Raquel Ferreira pensa que não pode haver uma reparação eficaz do tecido neuronal sem se conseguir reparar os vasos sanguíneos da área lesionada no cérebro. É aqui que entrará o ácido retinóico, tanto para reparar os vasos sanguíneos como para formar novos neurónios, dois aspectos essenciais à recuperação de um AVC.
E agora, a investigadora quer demonstrar que, pela encapsulação do ácido retinóico em nanopartículas, é possível ocorrer esse efeito multi-restaurador dos vasos sanguíneos e dos neurónios. Para tal, pretende testar o efeito terapêutico das nanopartículas nas células especializadas na reparação dos vasos sanguíneos, células essas retiradas de doentes de AVC. “O nosso grupo de investigação já demonstrou que esta nova formulação permite uma entrega eficaz desta molécula, que, de outra forma, apresenta limitações”, diz Raquel Ferreira, citada no comunicado.
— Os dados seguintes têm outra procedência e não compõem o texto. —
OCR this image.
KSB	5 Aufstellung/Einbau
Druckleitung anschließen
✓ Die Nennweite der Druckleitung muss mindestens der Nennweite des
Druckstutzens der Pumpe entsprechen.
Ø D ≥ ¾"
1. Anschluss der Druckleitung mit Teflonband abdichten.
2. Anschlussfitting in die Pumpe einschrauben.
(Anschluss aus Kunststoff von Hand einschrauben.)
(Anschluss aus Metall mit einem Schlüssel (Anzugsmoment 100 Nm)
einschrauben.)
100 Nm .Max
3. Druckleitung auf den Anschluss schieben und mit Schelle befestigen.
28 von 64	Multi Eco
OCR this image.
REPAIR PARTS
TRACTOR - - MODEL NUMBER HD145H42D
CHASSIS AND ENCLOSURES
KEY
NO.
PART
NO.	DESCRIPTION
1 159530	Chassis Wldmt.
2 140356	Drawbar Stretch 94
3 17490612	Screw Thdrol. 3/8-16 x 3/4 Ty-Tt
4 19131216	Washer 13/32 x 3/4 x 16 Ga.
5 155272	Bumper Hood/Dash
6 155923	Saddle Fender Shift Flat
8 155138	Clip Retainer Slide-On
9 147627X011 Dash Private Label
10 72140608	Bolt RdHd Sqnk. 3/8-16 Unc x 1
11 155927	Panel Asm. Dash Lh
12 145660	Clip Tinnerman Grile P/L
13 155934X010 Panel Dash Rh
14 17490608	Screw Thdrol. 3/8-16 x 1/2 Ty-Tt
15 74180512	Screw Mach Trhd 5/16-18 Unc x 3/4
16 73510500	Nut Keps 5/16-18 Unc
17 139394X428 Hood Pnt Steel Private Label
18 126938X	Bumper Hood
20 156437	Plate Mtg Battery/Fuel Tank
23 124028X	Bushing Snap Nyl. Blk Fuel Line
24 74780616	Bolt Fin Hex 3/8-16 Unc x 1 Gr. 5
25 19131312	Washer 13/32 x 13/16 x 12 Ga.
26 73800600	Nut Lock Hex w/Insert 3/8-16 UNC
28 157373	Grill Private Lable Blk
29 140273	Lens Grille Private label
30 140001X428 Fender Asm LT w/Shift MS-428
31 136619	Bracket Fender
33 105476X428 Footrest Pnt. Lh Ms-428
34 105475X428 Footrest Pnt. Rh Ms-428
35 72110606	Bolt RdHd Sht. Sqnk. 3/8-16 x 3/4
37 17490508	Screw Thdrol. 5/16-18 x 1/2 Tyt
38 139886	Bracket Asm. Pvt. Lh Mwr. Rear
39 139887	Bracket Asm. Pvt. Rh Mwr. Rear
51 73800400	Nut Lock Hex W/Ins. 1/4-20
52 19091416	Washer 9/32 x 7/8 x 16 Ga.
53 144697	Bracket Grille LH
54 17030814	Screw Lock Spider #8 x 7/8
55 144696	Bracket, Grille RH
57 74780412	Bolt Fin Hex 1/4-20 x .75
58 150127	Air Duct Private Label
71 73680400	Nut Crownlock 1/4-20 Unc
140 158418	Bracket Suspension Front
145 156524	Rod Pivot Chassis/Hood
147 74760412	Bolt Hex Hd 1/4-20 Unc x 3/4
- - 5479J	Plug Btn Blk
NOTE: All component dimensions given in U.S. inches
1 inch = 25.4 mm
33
A ideia é também testar as nano-partículas com ácido retinóico num modelo animal. Se no final se confirmar que a recuperação dos tecidos com lesões é mais eficaz e que há melhorias das funções motoras e cognitivas, então pode estar aberta a porta a uma nova terapia para os AVC isquémicos, os mais comuns.
…Aos fármacos nas águas residuais
Por fim, Vânia Calisto, do Centro de Estudos do Ambiente e do Mar da Universidade de Aveiro, vai testar materiais adsorventes que removam das águas já tratadas nas ETAR os resíduos de medicamentos psiquiátricos, que acabam por ser devolvidos ao ambiente e chegar às redes de abastecimento doméstico, o que começa a ser uma preocupação. “As ETAR não foram preparadas para eliminar estes compostos e, embora as concentrações não sejam elevadas para causar efeitos mensuráveis nos seres humanos, existem estudos que comprovam já a sua toxicidade para animais que vivem em ambientes aquáticos contaminados”, explica a investigadora.
Vânia Calisto vai continuar a fazer experiências com materiais adsorventes produzidos com resíduos biológicos da indústria da pasta e do papel, através de um tratamento com temperaturas elevadas. Além da eficácia, a cientista pretende que os novos materiais tenham custos baixos, para poderem ser aplicados em larga escala. “Os testes preliminares que já efectuei demonstram que estes materiais têm elevado potencial para a produção de adsorventes eficazes e a sua utilização como matéria-prima permite, em simultâneo, uma solução para a gestão e valorização deste tipo de resíduos industriais.”